VoiceBase Insights Unveils the Dawn of Big Voice

Perspective

VoiceBase Insights Unveils the Dawn of Big Voice

By Rich Tehrani, Group Editor-in-Chief, TMC  |  May 23, 2016

Twenty-five percent of people won’t make a call on their cell phones this week, just another data point that reinforces the perception that voice is diminishing in value. In my numerous conversations with Jay Blazensky, co-founder and chief revenue officer of VoiceBase, I couldn’t help but think of how this perception is totally misguided. Why? His company is where voice meets cloud and machine learning. More specifically, newly launched VoiceBase Insights is smart machine technology, allowing predictive insights into business or any other field in which voice or video is used.

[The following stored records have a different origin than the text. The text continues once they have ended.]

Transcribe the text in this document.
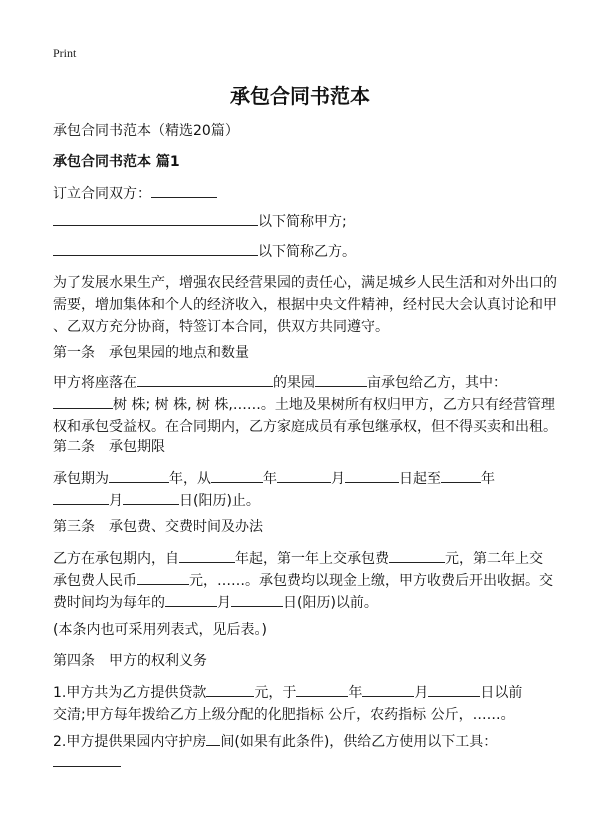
Print
承包合同书范本
承包合同书范本（精选20篇）
承包合同书范本 篇1
订立合同双方：
以下简称甲方;
以下简称乙方。
为了发展水果生产，增强农民经营果园的责任心，满足城乡人民生活和对外出口的
需要，增加集体和个人的经济收入，根据中央文件精神，经村民大会认真讨论和甲
、乙双方充分协商，特签订本合同，供双方共同遵守。
第一条　承包果园的地点和数量
甲方将座落在	的果园	亩承包给乙方，其中：
树 株; 树 株, 树 株,……。土地及果树所有权归甲方，乙方只有经营管理
权和承包受益权。在合同期内，乙方家庭成员有承包继承权，但不得买卖和出租。
第二条　承包期限
承包期为	年，从	年	月	日起至	年
月	日(阳历)止。
第三条　承包费、交费时间及办法
乙方在承包期内，自	年起，第一年上交承包费	元，第二年上交
承包费人民币	元，……。承包费均以现金上缴，甲方收费后开出收据。交
费时间均为每年的	月	日(阳历)以前。
(本条内也可采用列表式，见后表。)
第四条　甲方的权利义务
1.甲方共为乙方提供贷款	元，于	年	月	日以前
交清;甲方每年拨给乙方上级分配的化肥指标 公斤，农药指标 公斤，……。
2.甲方提供果园内守护房 间(如果有此条件)，供给乙方使用以下工具：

The company’s cloud-based voice indexing and discovery platform serves multiple markets. At a base level there is machine translation, and then up the food chain is keyword analytics. Predictive insights is where most of the excitement lies. After a training period of a few thousand calls, the system can do some very helpful things like determine which customers are upset, which are first time callers, who is calling to cancel an appointment, who needs directions, which agents are rude, and who is about to churn.

This is the sort of data that organizations typically don’t have access to today. Going forward, however, a company can see if its customer satisfaction rates via phone are improving or worsening on a daily basis.

Some of the markets served obviously include call centers as well as conferencing, hosted PBX (News - Alert), recruiting/hiring as well as transcribing podcasts and videos.

The system works in a very interesting way. Fifteen minutes is normal priority to get results. To make this a reality, files are chopped into one-minute pieces. Servers are then spooled up in the cloud and directed to process the file segment. The result is then stitched back together allowing a three-minute and five-hour recording to be processed in the same amount of time.

In addition, Jay explained that archives can be processed more slowly to save money – explaining that this sort of flexibility is his company’s secret sauce, which he believes makes it disruptively competitive. Transcription costs are one cent per minute and analytics costs two cents per minute.

It isn’t difficult to understand why he is so excited about this company as he explains how business processes can now be automated thanks to the ability to determine the type of call a customer has made. Once determined, companies can provide offers, win-back promotions, and a variety of other responses to predetermined behavior.

The technology can also be used to figure out how good sales leads are. For example, it can be used to do A/B testing between different lead-generation vendors.

The bottom line here is that even if people are using their phones less, the calls being made to businesses are likely more important and urgent than ever. In addition, many companies have massive archives of audio and video content, which can now be inexpensively transcribed and analyzed. The concept of big voice is certainly an intriguing one – allowing for the power of big data to be applied to one of the first forms of communications ever used by humans. With VoiceBase, the power of voice can be applied to really automate and streamline how business operates.